La manifestation lancée par Jon Stewart a plutôt été un succès :environ deux fois plus de participants que le "Rassemblement prétendument pour l'Honneur" de Glenn Beck, qui était la cible parodiée.
Stephen Colbert était un peu pénible dans son rôle de Bill O'Reilly et il n'avait pas réussi à trouver le ton pour être en contraste sans tomber dans la lourdeur.
Le discours prononcé par Jon Stewart était plus habile dans son mélange d'humour et d'appel à la Raison, même s'il semblait toujours hésiter entre sa position d'humoriste et un moralisme de la Modération qui risquait toujours de se prendre au sérieux.
Le problème, comme l'ont relevé de nombreux Démocrates, est que cet appel "non-partisan" semblait commettre une autre erreur que Stewart dénonce parfois, celui d'une fausse neutralité qui renverrait dos à dos la paranoia violente des Républicains apeurés et certaines simplifications du côté démocrate.

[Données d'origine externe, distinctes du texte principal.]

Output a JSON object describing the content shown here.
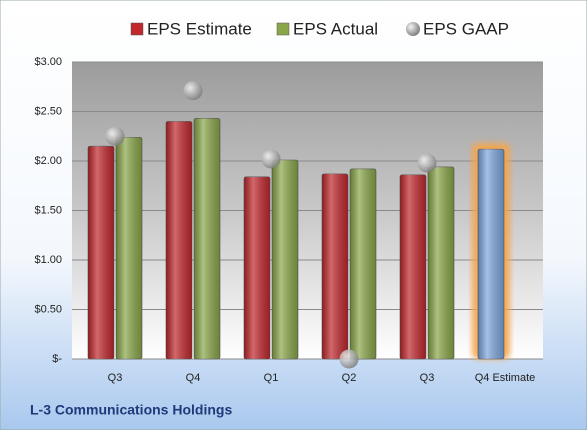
{
  "chart_data": {
    "type": "bar",
    "title": "L-3 Communications Holdings",
    "categories": [
      "Q3",
      "Q4",
      "Q1",
      "Q2",
      "Q3",
      "Q4 Estimate"
    ],
    "series": [
      {
        "name": "EPS Estimate",
        "color": "#c0282d",
        "values": [
          2.15,
          2.4,
          1.84,
          1.87,
          1.86,
          2.12
        ],
        "colors": [
          "#c0282d",
          "#c0282d",
          "#c0282d",
          "#c0282d",
          "#c0282d",
          "#7ea6dc"
        ],
        "glow_color": "#f5a54a"
      },
      {
        "name": "EPS Actual",
        "color": "#8aa64a",
        "values": [
          2.24,
          2.43,
          2.01,
          1.92,
          1.94,
          null
        ]
      },
      {
        "name": "EPS GAAP",
        "color": "#b4b4b4",
        "type": "scatter",
        "values": [
          2.25,
          2.71,
          2.02,
          0,
          1.98,
          null
        ]
      }
    ],
    "ylim": [
      0,
      3
    ],
    "yticks": [
      {
        "value": 0,
        "label": "$-"
      },
      {
        "value": 0.5,
        "label": "$0.50"
      },
      {
        "value": 1,
        "label": "$1.00"
      },
      {
        "value": 1.5,
        "label": "$1.50"
      },
      {
        "value": 2,
        "label": "$2.00"
      },
      {
        "value": 2.5,
        "label": "$2.50"
      },
      {
        "value": 3,
        "label": "$3.00"
      }
    ],
    "grid": true
  }
}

On peut trouver les philippiques pontifiantes de Keith Olbermann excessives mais j'ai du mal à le voir en simple équivalent inversé de Glenn Beck. Olbermann peut faire dans l'emphase mais Beck joue vraiment la carte de la démence. Stewart faisait référence au Sens commun mais il n'y a rien de plus vague : Beck aussi parle sans cesse de ce qu'il appelle "le Sens commun".

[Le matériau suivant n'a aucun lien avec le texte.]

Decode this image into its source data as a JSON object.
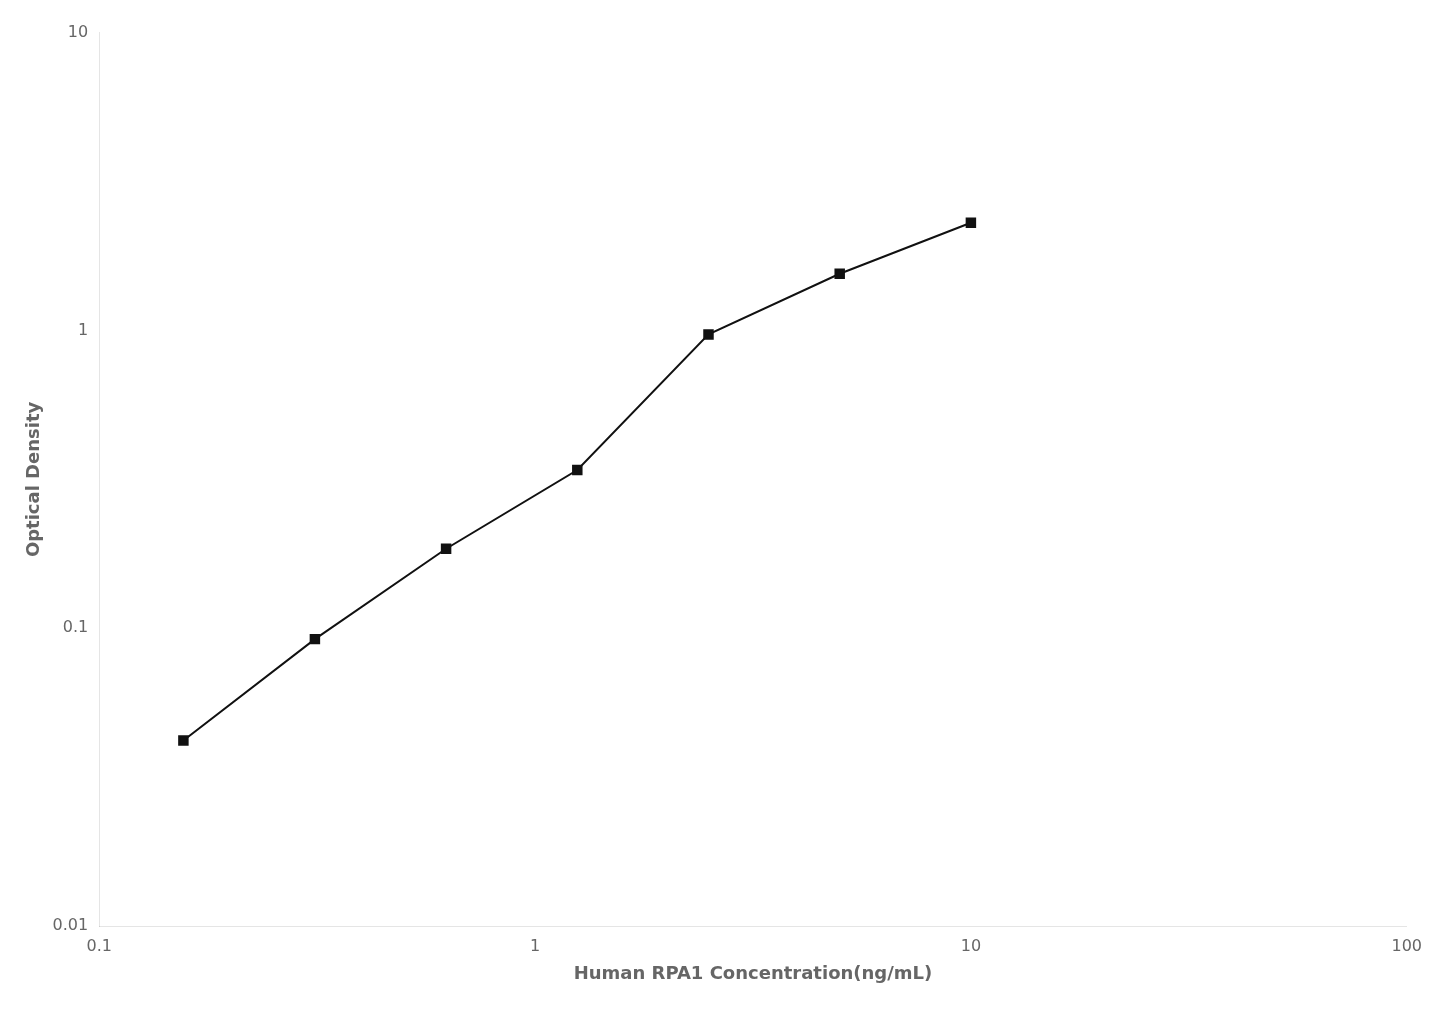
{
  "chart_data": {
    "type": "line",
    "x": [
      0.156,
      0.3125,
      0.625,
      1.25,
      2.5,
      5.0,
      10.0
    ],
    "values": [
      0.042,
      0.092,
      0.185,
      0.34,
      0.97,
      1.55,
      2.3
    ],
    "xlabel": "Human RPA1 Concentration(ng/mL)",
    "ylabel": "Optical Density",
    "xlim": [
      0.1,
      100
    ],
    "ylim": [
      0.01,
      10
    ],
    "xticks": [
      0.1,
      1,
      10,
      100
    ],
    "yticks": [
      0.01,
      0.1,
      1,
      10
    ],
    "log": true,
    "grid": false,
    "color": "#111111",
    "marker": "square"
  }
}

J'aime bien la phrase "We can have animus, and not be enemies", mais lorsque Stewart semble dire qu'il faut pouvoir respecter le Parti républicain, il faudrait vraiment distinguer. On pouvait sans doute respecter de nombreux électeurs républicains mais ce qu'est devenu ce Parti dans sa fusion de fondamentalisme chrétien et de ploutocratie méprisante n'a rien de respectable. On peut "comprendre" les causes des Tea-baggers et n'avoir aucune estime pour cette instrumentalisation démagogique d'une révolte des serfs en faveur de leurs maîtres.
Add. : Celui-là est un chef d'oeuvre.
On annonce une forte avance du GOP à la Chambre des Représentants. Le Sénat devrait garder une majorité démocrate mais certains Sénateurs célèbres comme Russ Feingold du Wisconsin (Sénateur depuis 18 ans) pourraient perdre. C'est du gâchis comme Feingold, quels que fussent les défauts de son formalisme légaliste, était sans doute l'un des plus honnêtes et consciencieux de tous les politiciens américains.

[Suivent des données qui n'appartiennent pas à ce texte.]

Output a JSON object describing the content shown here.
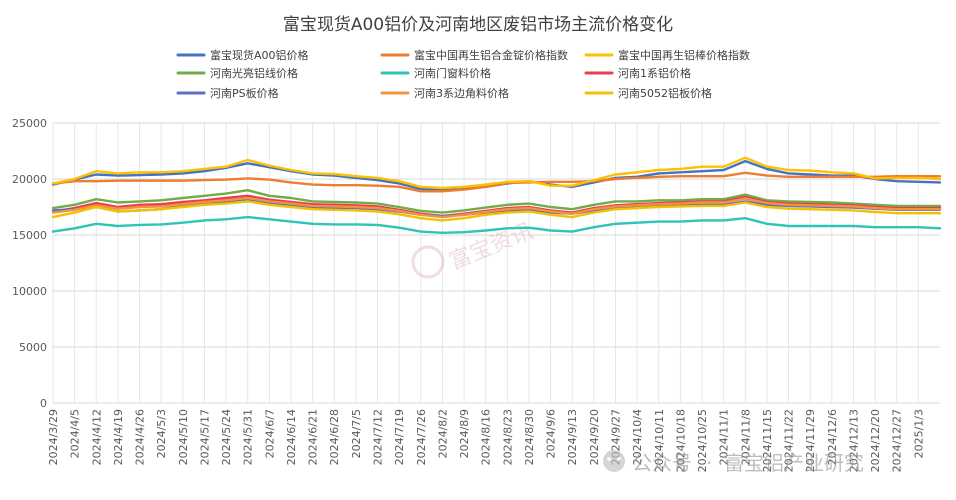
{
  "chart_data": {
    "type": "line",
    "title": "富宝现货A00铝价及河南地区废铝市场主流价格变化",
    "ylim": [
      0,
      25000
    ],
    "yticks": [
      0,
      5000,
      10000,
      15000,
      20000,
      25000
    ],
    "ytick_labels": [
      "0",
      "5000",
      "10000",
      "15000",
      "20000",
      "25000"
    ],
    "grid": "vertical-and-horizontal",
    "legend_position": "top",
    "x_range": [
      "2024/3/29",
      "2025/1/7"
    ],
    "x_ticks": [
      "2024/3/29",
      "2024/4/5",
      "2024/4/12",
      "2024/4/19",
      "2024/4/26",
      "2024/5/3",
      "2024/5/10",
      "2024/5/17",
      "2024/5/24",
      "2024/5/31",
      "2024/6/7",
      "2024/6/14",
      "2024/6/21",
      "2024/6/28",
      "2024/7/5",
      "2024/7/12",
      "2024/7/19",
      "2024/7/26",
      "2024/8/2",
      "2024/8/9",
      "2024/8/16",
      "2024/8/23",
      "2024/8/30",
      "2024/9/6",
      "2024/9/13",
      "2024/9/20",
      "2024/9/27",
      "2024/10/4",
      "2024/10/11",
      "2024/10/18",
      "2024/10/25",
      "2024/11/1",
      "2024/11/8",
      "2024/11/15",
      "2024/11/22",
      "2024/11/29",
      "2024/12/6",
      "2024/12/13",
      "2024/12/20",
      "2024/12/27",
      "2025/1/3"
    ],
    "x": [
      "2024/3/29",
      "2024/4/5",
      "2024/4/12",
      "2024/4/19",
      "2024/4/26",
      "2024/5/3",
      "2024/5/10",
      "2024/5/17",
      "2024/5/24",
      "2024/5/31",
      "2024/6/7",
      "2024/6/14",
      "2024/6/21",
      "2024/6/28",
      "2024/7/5",
      "2024/7/12",
      "2024/7/19",
      "2024/7/26",
      "2024/8/2",
      "2024/8/9",
      "2024/8/16",
      "2024/8/23",
      "2024/8/30",
      "2024/9/6",
      "2024/9/13",
      "2024/9/20",
      "2024/9/27",
      "2024/10/4",
      "2024/10/11",
      "2024/10/18",
      "2024/10/25",
      "2024/11/1",
      "2024/11/8",
      "2024/11/15",
      "2024/11/22",
      "2024/11/29",
      "2024/12/6",
      "2024/12/13",
      "2024/12/20",
      "2024/12/27",
      "2025/1/3",
      "2025/1/7"
    ],
    "series": [
      {
        "name": "富宝现货A00铝价格",
        "color": "#4472C4",
        "values": [
          19500,
          19950,
          20400,
          20300,
          20350,
          20400,
          20500,
          20700,
          21000,
          21400,
          21050,
          20700,
          20400,
          20300,
          20100,
          19900,
          19600,
          19100,
          19000,
          19100,
          19300,
          19600,
          19800,
          19500,
          19300,
          19700,
          20100,
          20200,
          20500,
          20600,
          20700,
          20800,
          21600,
          20900,
          20500,
          20400,
          20300,
          20300,
          20000,
          19800,
          19750,
          19700
        ]
      },
      {
        "name": "富宝中国再生铝合金锭价格指数",
        "color": "#ED7D31",
        "values": [
          19600,
          19800,
          19800,
          19850,
          19850,
          19850,
          19850,
          19900,
          19950,
          20050,
          19950,
          19700,
          19500,
          19450,
          19450,
          19400,
          19300,
          18900,
          18900,
          19050,
          19300,
          19650,
          19700,
          19750,
          19750,
          19800,
          20000,
          20100,
          20200,
          20250,
          20250,
          20250,
          20550,
          20300,
          20200,
          20200,
          20200,
          20200,
          20200,
          20250,
          20250,
          20250
        ]
      },
      {
        "name": "富宝中国再生铝棒价格指数",
        "color": "#FFC000",
        "values": [
          19600,
          20000,
          20700,
          20500,
          20600,
          20600,
          20700,
          20900,
          21100,
          21700,
          21200,
          20800,
          20500,
          20450,
          20250,
          20100,
          19800,
          19300,
          19200,
          19300,
          19500,
          19750,
          19800,
          19400,
          19400,
          19900,
          20400,
          20600,
          20800,
          20900,
          21100,
          21100,
          21900,
          21100,
          20800,
          20750,
          20600,
          20500,
          20050,
          20100,
          20100,
          20000
        ]
      },
      {
        "name": "河南光亮铝线价格",
        "color": "#70AD47",
        "values": [
          17400,
          17700,
          18200,
          17900,
          18000,
          18100,
          18300,
          18500,
          18700,
          19000,
          18500,
          18300,
          18000,
          17950,
          17900,
          17800,
          17500,
          17150,
          17000,
          17200,
          17450,
          17700,
          17800,
          17500,
          17300,
          17700,
          18000,
          18000,
          18100,
          18100,
          18200,
          18200,
          18600,
          18100,
          18000,
          17950,
          17900,
          17800,
          17700,
          17600,
          17600,
          17600
        ]
      },
      {
        "name": "河南门窗料价格",
        "color": "#2EC4B6",
        "values": [
          15300,
          15600,
          16000,
          15800,
          15900,
          15950,
          16100,
          16300,
          16400,
          16600,
          16400,
          16200,
          16000,
          15950,
          15950,
          15900,
          15650,
          15300,
          15200,
          15250,
          15400,
          15600,
          15650,
          15400,
          15300,
          15700,
          16000,
          16100,
          16200,
          16200,
          16300,
          16300,
          16500,
          16000,
          15800,
          15800,
          15800,
          15800,
          15700,
          15700,
          15700,
          15600
        ]
      },
      {
        "name": "河南1系铝价格",
        "color": "#E83E54",
        "values": [
          17100,
          17400,
          17850,
          17500,
          17700,
          17750,
          17950,
          18100,
          18300,
          18500,
          18150,
          17950,
          17750,
          17700,
          17650,
          17550,
          17250,
          16900,
          16700,
          16900,
          17150,
          17400,
          17500,
          17200,
          17000,
          17400,
          17650,
          17750,
          17850,
          17900,
          18000,
          18000,
          18400,
          17950,
          17800,
          17750,
          17700,
          17650,
          17500,
          17400,
          17400,
          17400
        ]
      },
      {
        "name": "河南PS板价格",
        "color": "#5B6FC4",
        "values": [
          17200,
          17300,
          17500,
          17100,
          17200,
          17300,
          17600,
          17800,
          18000,
          18100,
          17800,
          17700,
          17500,
          17400,
          17400,
          17300,
          17100,
          16800,
          16700,
          16800,
          17000,
          17200,
          17300,
          17000,
          16900,
          17200,
          17400,
          17500,
          17600,
          17650,
          17700,
          17700,
          18000,
          17700,
          17600,
          17550,
          17500,
          17450,
          17350,
          17250,
          17250,
          17250
        ]
      },
      {
        "name": "河南3系边角料价格",
        "color": "#F4913E",
        "values": [
          17000,
          17250,
          17650,
          17350,
          17500,
          17550,
          17750,
          17950,
          18100,
          18300,
          18000,
          17800,
          17600,
          17550,
          17500,
          17400,
          17150,
          16800,
          16600,
          16800,
          17050,
          17300,
          17400,
          17100,
          16900,
          17300,
          17550,
          17650,
          17750,
          17800,
          17900,
          17900,
          18250,
          17850,
          17700,
          17650,
          17600,
          17550,
          17400,
          17300,
          17300,
          17300
        ]
      },
      {
        "name": "河南5052铝板价格",
        "color": "#F2C200",
        "values": [
          16600,
          17000,
          17500,
          17100,
          17200,
          17300,
          17500,
          17700,
          17800,
          18000,
          17700,
          17500,
          17300,
          17250,
          17200,
          17100,
          16850,
          16500,
          16300,
          16500,
          16800,
          17000,
          17100,
          16800,
          16600,
          17000,
          17300,
          17400,
          17500,
          17550,
          17600,
          17600,
          17900,
          17500,
          17350,
          17300,
          17250,
          17200,
          17050,
          16950,
          16950,
          16950
        ]
      }
    ]
  },
  "watermark": {
    "center_text": "富宝资讯",
    "bottom_text_1": "公众号",
    "bottom_text_2": "富宝铝产业研究"
  }
}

Les élections de mi-mandat illustrent bien un Cercle vicieux ironique (au sens morissettien, bien entendu). Il est compréhensible que les électeurs soient déçus par le fort taux de chomage mais il est moins rationnel qu'ils pensent qu'Obama a augmenté les impots (il les a baissés pour 80% de la population) ou que son plan de relance a ruiné le budget (il a même rapporté, semble-t-il). Il aurait été à la rigueur admissible de reprocher à l'administration les influences des banques mais cela devient ridicule si c'est pour préférer les Républicains qui leur sont encore plus liés.
[De même, il y a un Cercle vicieux clair entre le Candidat permanent et le Président en France. Plus Badinguet s'amusera à déclencher quelques émeutes sociales et échouera dans son rôle de "Président de tous les Français", plus il pourrait en tirer un avantage immédiat de court terme aux élections de 2012 en réussissant comme d'habitude à faire oublier que son fameux "Bilan" sur la sécurité n'est qu'une fumisterie et que son bilan économique est plutôt calamiteux. Sa tactique de "clivage" rappelle son idole Bush-Rove en 2004. Le manque d'enthousiasme que nous pourrions ressentir pour un DSK permettra l'écart avec une base mobilisée sur la crainte des violences et qui se soucierait peu des injustices sociales.]
5 commentaires:
J'attendais avec impatience votre avis sur ce rally ô combien critiqué de toutes parts.
Bill Maher aussi avait contesté la légitimité d'un équilibrage faussement neutre entre les deux camps, et c'est vrai que l'on peut déplorer la modération de Stewart.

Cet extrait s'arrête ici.